« Aphthartodocetae Apion Apocalypse, the »

Apion

APION, ê´pe-on: Alexandrian grammarian of the first century. He was born in the Great Oasis of Egypt, was educated in Alexandria, and gained repute there as teacher and lecturer; during the reigns of Tiberius and Claudius he lectured on rhetoric and grammar in Rome; under Caligula he traveled through Greece and Italy lecturing on Homer. He seems to have been vain and superficial, with a touch of the charlatan in his character. Among other works, he wrote a glossary on Homer, a eulogy of Alexander the Great, and a history of Egypt.
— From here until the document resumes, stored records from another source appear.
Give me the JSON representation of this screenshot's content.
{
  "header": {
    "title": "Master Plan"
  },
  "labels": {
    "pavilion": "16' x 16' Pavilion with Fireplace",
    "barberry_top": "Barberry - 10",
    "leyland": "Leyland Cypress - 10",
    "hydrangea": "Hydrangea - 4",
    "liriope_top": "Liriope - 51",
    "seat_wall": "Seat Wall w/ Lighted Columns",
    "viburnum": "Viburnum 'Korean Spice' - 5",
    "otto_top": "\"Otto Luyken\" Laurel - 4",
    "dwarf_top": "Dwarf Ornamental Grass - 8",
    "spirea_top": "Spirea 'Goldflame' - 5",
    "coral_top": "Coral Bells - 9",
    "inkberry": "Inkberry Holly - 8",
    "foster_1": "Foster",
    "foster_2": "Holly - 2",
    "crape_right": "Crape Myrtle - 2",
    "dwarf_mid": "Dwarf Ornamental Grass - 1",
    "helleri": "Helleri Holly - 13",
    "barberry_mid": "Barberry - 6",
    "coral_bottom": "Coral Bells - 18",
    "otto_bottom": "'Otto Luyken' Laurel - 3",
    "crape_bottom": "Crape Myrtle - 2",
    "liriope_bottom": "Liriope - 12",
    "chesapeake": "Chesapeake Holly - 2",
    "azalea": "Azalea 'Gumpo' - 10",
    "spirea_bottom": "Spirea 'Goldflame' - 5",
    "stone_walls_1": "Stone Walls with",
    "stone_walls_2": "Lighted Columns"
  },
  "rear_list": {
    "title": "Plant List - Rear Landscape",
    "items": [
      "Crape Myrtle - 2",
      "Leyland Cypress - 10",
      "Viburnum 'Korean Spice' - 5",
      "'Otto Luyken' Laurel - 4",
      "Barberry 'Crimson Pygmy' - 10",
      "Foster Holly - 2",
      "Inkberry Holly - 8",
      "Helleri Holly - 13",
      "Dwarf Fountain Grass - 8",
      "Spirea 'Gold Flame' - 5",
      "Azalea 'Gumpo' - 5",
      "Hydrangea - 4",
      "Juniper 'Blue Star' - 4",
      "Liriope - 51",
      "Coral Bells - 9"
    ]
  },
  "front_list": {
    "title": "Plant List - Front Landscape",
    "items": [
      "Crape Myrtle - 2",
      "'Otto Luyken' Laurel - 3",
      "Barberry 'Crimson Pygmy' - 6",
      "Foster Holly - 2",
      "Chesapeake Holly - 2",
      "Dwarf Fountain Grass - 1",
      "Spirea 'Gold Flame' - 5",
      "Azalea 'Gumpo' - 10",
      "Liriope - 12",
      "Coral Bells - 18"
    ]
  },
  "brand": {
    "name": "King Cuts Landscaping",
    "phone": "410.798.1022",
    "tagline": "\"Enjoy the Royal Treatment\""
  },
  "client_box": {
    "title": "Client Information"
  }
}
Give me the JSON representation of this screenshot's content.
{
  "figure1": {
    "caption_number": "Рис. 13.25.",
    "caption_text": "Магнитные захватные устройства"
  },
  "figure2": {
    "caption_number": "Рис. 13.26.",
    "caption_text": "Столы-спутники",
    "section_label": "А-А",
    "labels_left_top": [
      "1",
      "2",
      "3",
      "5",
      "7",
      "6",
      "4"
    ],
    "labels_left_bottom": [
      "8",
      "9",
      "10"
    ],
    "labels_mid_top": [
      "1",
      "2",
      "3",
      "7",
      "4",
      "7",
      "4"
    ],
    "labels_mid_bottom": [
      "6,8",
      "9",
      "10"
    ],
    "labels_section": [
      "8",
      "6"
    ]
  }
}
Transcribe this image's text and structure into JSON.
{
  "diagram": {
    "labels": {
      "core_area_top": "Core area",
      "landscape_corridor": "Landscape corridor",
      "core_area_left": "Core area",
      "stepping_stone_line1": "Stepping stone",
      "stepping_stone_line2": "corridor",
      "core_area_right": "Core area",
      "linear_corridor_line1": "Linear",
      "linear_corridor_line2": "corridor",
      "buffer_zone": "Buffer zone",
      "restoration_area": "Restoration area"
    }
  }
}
But it is as an early anti-Semite that Apion is remembered; his hatred of the Jews was bitter and extreme and led him to record slanders in his history of Egypt which are refuted by Josephus in his work known as Contra Apionem, although but a part of it is directed against Apion. In the year 40 A.D. Apion headed a delegation sent from Alexandria to Caligula at Rome to make charges against the Jews; the counterdelegation, sent by the Jews for their defense, was led by Philo. The extant fragments of Apion’s historical works are collected in C. O. Müller’s Fragmenta historicorum Grœcorum, iii. (Paris, 1849), pp. 506-516.

Bibliography: DCB i. 128-130; Schürer, Geschichte, iii. 406-411, Leipsic, 1898, Eng. transl., II. iii. 257-261 (contains full references to literature); JE, i. 666-868.